There are many dangers for cats to be found in holiday decorations and goodies, as well. Here are a few to keep in mind:
- Christmas trees can present an irresistible temptation to climb. After hearing many horror stories of cats pulling over trees and breaking treasured, irreplaceable ornaments, I was leery the first time I put up a tree after adopting my first cat. Watching him closely, I introduced him to the new flora in our home decor. He walked up to it and sat down in front of the tree, looking up at all the sparkly lights as though it was the prettiest thing he'd ever seen. Then he leaned forward and gently sniffed the tips of the branches. I was enchanted! He never did take to climbing my tree, nor did my little Vixen when I took her in. I've been lucky that way, but if you're not sure of your cats on your first Christmas together, keep an eye on them for a while before placing those more fragile ornaments.

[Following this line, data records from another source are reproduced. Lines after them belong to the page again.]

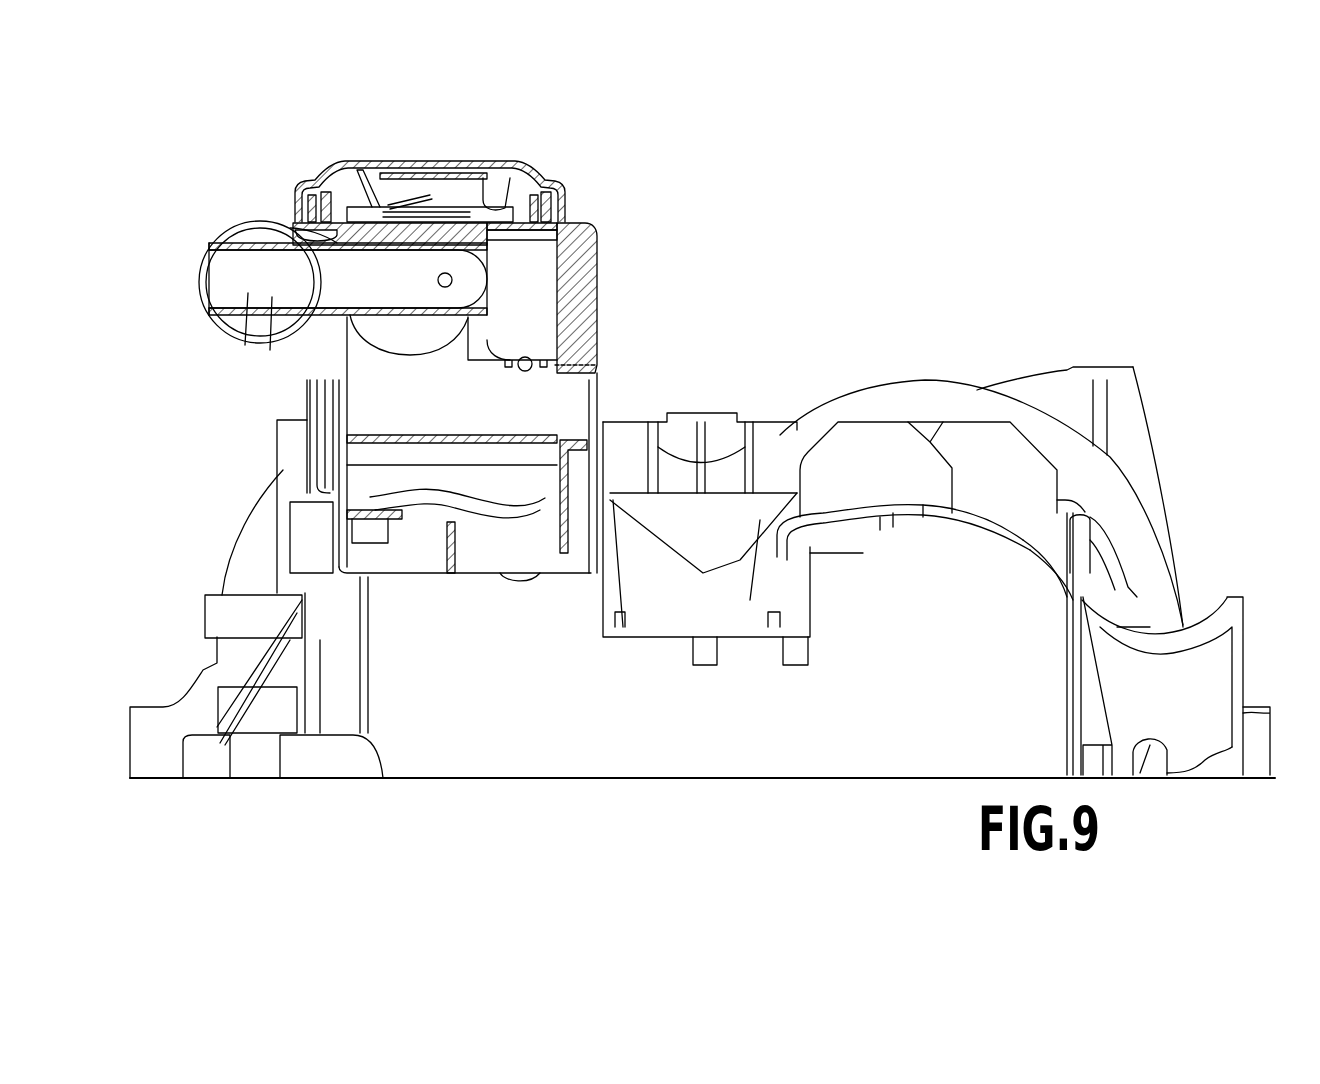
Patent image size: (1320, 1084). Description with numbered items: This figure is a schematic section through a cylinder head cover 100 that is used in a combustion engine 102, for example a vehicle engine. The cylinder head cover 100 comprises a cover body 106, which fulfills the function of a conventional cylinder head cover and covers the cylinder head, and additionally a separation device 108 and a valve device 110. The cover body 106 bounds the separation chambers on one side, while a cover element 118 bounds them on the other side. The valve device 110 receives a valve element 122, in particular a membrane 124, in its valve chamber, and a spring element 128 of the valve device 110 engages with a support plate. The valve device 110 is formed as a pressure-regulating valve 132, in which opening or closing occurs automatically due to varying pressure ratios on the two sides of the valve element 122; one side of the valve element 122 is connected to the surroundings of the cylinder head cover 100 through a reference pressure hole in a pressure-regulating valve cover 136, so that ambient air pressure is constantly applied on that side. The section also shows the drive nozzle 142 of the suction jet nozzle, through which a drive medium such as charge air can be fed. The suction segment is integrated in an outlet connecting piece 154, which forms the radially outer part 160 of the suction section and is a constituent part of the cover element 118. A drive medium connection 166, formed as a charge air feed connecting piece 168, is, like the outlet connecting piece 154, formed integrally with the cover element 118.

The cylinder head cover 100 is at (770, 157).
The combustion engine 102 is at (868, 192).
The cover body 106 is at (965, 350).
The separation device 108 is at (612, 367).
The valve device 110 is at (402, 147).
The cover element 118 is at (578, 218).
The valve element 122 is at (332, 160).
The membrane 124 is at (357, 160).
The spring element 128 is at (455, 160).
The pressure-regulating valve 132 is at (432, 152).
The pressure-regulating valve cover 136 is at (503, 160).
The drive nozzle 142 is at (452, 280).
The outlet connecting piece 154 is at (282, 240).
The radially outer part 160 is at (235, 240).
The drive medium connection 166 is at (210, 322).
The charge air feed connecting piece 168 is at (258, 345).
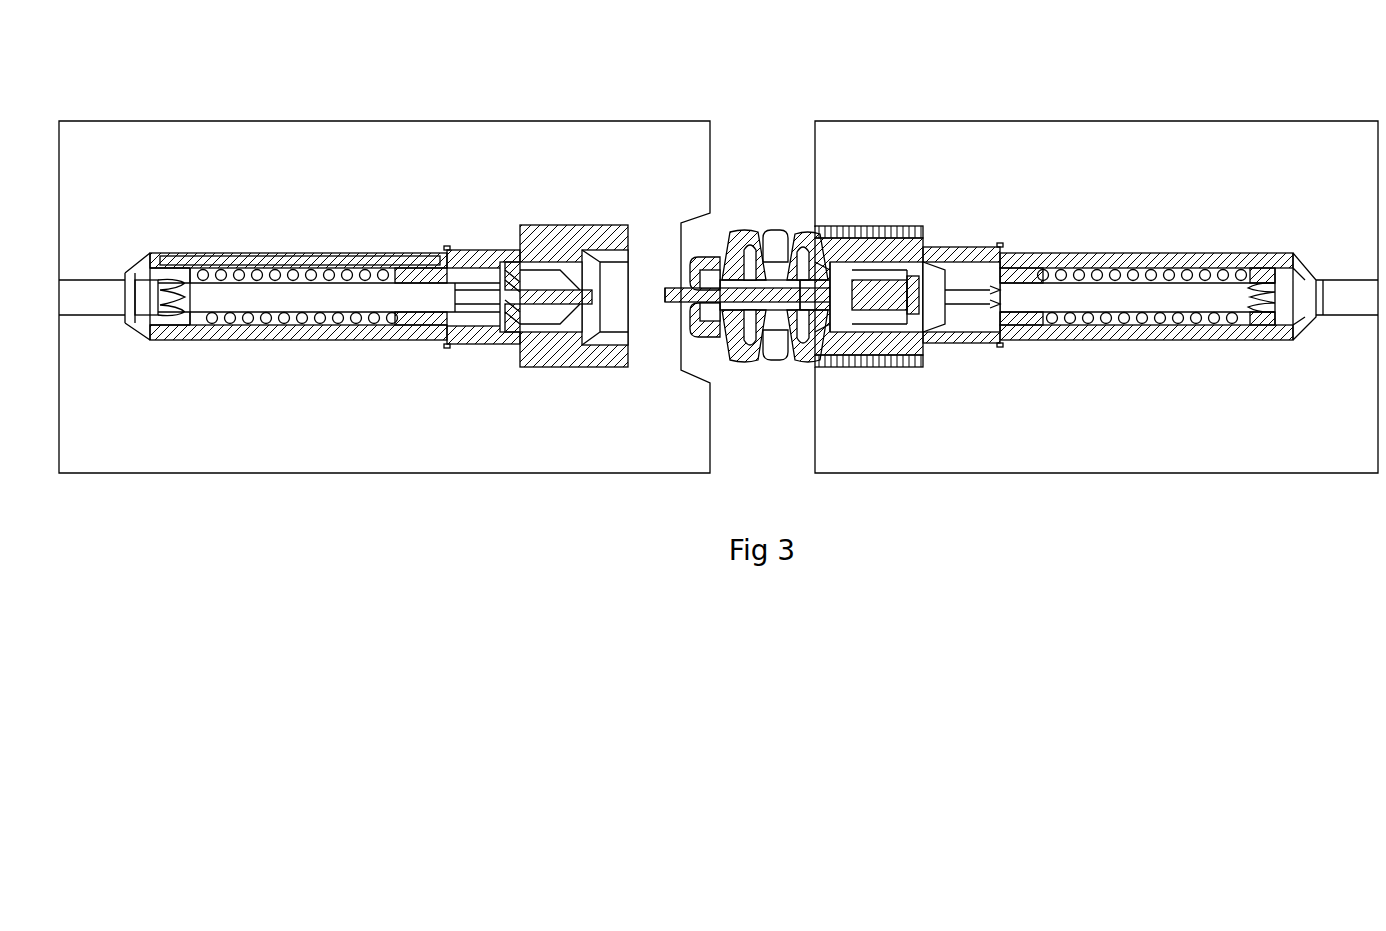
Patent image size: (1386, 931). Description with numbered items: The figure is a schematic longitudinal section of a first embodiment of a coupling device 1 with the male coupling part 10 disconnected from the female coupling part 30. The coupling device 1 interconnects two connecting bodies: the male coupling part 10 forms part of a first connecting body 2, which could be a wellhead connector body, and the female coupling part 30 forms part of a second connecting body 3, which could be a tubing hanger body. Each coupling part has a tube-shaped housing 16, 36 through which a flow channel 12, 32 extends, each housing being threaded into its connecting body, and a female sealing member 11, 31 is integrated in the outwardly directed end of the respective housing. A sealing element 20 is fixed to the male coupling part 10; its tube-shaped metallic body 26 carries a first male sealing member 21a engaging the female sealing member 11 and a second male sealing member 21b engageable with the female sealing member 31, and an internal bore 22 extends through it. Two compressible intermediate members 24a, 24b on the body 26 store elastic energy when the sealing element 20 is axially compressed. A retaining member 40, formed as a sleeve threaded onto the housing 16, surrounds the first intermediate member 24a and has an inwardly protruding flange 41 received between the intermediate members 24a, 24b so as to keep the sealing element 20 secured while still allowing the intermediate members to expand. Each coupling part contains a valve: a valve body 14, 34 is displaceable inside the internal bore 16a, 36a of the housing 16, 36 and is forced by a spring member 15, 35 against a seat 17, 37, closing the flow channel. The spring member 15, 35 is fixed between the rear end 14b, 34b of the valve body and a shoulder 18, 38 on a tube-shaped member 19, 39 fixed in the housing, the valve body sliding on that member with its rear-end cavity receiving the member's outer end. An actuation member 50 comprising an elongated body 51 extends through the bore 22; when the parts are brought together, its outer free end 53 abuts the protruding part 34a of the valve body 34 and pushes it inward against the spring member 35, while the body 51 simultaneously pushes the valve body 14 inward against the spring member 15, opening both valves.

The coupling device 1 is at (765, 112).
The first connecting body 2 is at (985, 137).
The second connecting body 3 is at (393, 137).
The male coupling part 10 is at (1036, 206).
The female sealing member 11 is at (862, 262).
The flow channel 12 is at (1112, 300).
The valve body 14 is at (946, 332).
The rear end of valve body 14b is at (1036, 270).
The spring member 15 is at (1160, 324).
The tube-shaped housing 16 is at (1135, 265).
The internal bore 16a is at (1205, 326).
The seat 17 is at (916, 326).
The shoulder 18 is at (1252, 268).
The tube-shaped member 19 is at (1265, 326).
The sealing element 20 is at (750, 224).
The first male sealing member 21a is at (840, 262).
The second male sealing member 21b is at (705, 257).
The internal bore 22 is at (822, 312).
The first intermediate member 24a is at (823, 320).
The second intermediate member 24b is at (745, 365).
The tube-shaped metallic body 26 is at (735, 262).
The female coupling part 30 is at (460, 222).
The female sealing member 31 is at (592, 248).
The flow channel 32 is at (342, 298).
The valve body 34 is at (502, 332).
The protruding part 34a is at (578, 346).
The rear end of valve body 34b is at (440, 272).
The spring member 35 is at (272, 324).
The tube-shaped housing 36 is at (278, 268).
The internal bore 36a is at (398, 324).
The seat 37 is at (548, 340).
The shoulder 38 is at (197, 272).
The tube-shaped member 39 is at (183, 318).
The retaining member 40 is at (778, 231).
The inwardly protruding flange 41 is at (778, 361).
The actuation member 50 is at (672, 285).
The elongated body 51 is at (722, 312).
The outer free end 53 is at (668, 303).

- Garland looks for all the world like a big, sparkling play toy, to a cat. If your cat likes to play with strings, this could be a danger. Be careful of where you use garland, whether on the tree, mantel, or a stair railing. Any of them could prove too tempting for your cat to ignore.
- Tinsel, or icicles, can also be tempting to cats. And because it's in smaller pieces than the garland, it runs a higher risk of being ingested. If you're finding sparkly metal pieces in the litter box, chances are your kitty's been munching on some tinsel. You may want to forgo that aspect of decorating.
- Many ornaments may have easily broken-off parts that could present a choking hazard to kitty. Others, especially the older ones, may contain lead paint or glass shards that could do serious damage to a cat's digestive system. Be careful which ones you use if your cats have a tendency to bat them around.
- Christmas lights are also a danger, especially for cats who like to chew. Who can forget that scene in National Lampoon's Christmas Vacation when Aunt Edna's cat chewed through the light string and "lit up" the carpet underneath the living room chair!
- Ribbon looks pretty wrapped around a package, but this is another item that just looks like too much fun to kitty. If your cat shreds the ribbon and eats some of it, there could be choking, digestive upsets or blockages. Dyes used in the ribbon could have toxic effects. Although your cat may look cute playing with ribbon, it's really not a good idea to let her get into that habit; after all, do you want to come home from a great party to find all your beautifully wrapped presents destroyed?
- Candles can make a lovely holiday table and are essential on a menorah, but they can also be easily knocked over by playing cats to become a fire hazard, or even set kitty's tail on fire if nobody's watching! There was a video circulating in e-mails several years ago of a family blissfully watching TV as their cat walked on the countertop behind them, its tail catching fire and burning for the better part of a minute before he swished it into the fish bowl and put out the fire. If you'll be lighting candles this holiday season, don't leave them unattended...better yet, just leave them unlit!
- Chocolate is a part of many tasty treats during the Yuletide season, but it's not good for cats. The theobromine in chocolate can throw a kitty's kidneys, nervous, cardiac, and digestive systems into a tizzy. Symptoms of chocolate poisoning include nausea, vomiting, diarrhea, nervousness or trembling, muscle spasms, irregular heartbeat, and excessive thirst or urination. I know, these symptoms occur with other things, too, but if you suspect kitty's gotten into your chocolate stash and chowed down, get thee to the vet! Chocolate toxicity can be treated, and may not cause permanent damage if caught soon enough.
- Other ingredients in holiday foods that can be toxic to cats include onions, garlic, grapes, raisins, tomatoes, raw potatoes, chicken & turkey bones, and dairy products. Cats who beg for milk but get diarrhea from it may benefit from a product called CatSip, which is a skim-milk product with added digestive enzymes to help the cat process lactose in the milk. If you suspect that your cat has eaten any of these potentially toxic foods, and your veterinarian is not available on Christmas Day (because when else do emergencies happen?), you can call the ASPCA's Animal Poison Control Center at 1-888-426-4435. Be aware that they will charge your credit card $60 for the assistance.
- Open doors, left that way when unloading packages or baggage from cars, can be a great temptation to indoor-only cats. Curious kitty may see a bird or squirrel in the yard and take off after it. You'll be distracted with what you're doing and may not notice until much later. If you know you're going to be in and out a lot, it's best to confine your cats to another room of the house where they won't be tempted.
- Many cats get nervous when the house is filled with holiday guests. And then there's the added danger of well-meaning party guests feeding kitty toxic foods from their plates. My cat tends to hide in the closet when we have company, but if your guests are staying for several days, hiding for that long could cause a urinary tract infection, especially in older cats. A weeklong hospital stay costing hundreds of dollars is not the kind of expense you want to incur at this time of year!
Holiday time can be a stressful time for everyone, but taking a little extra care can remove the stressful prospect of your cats coming to harm. Now, get out there and enjoy the rest of the season!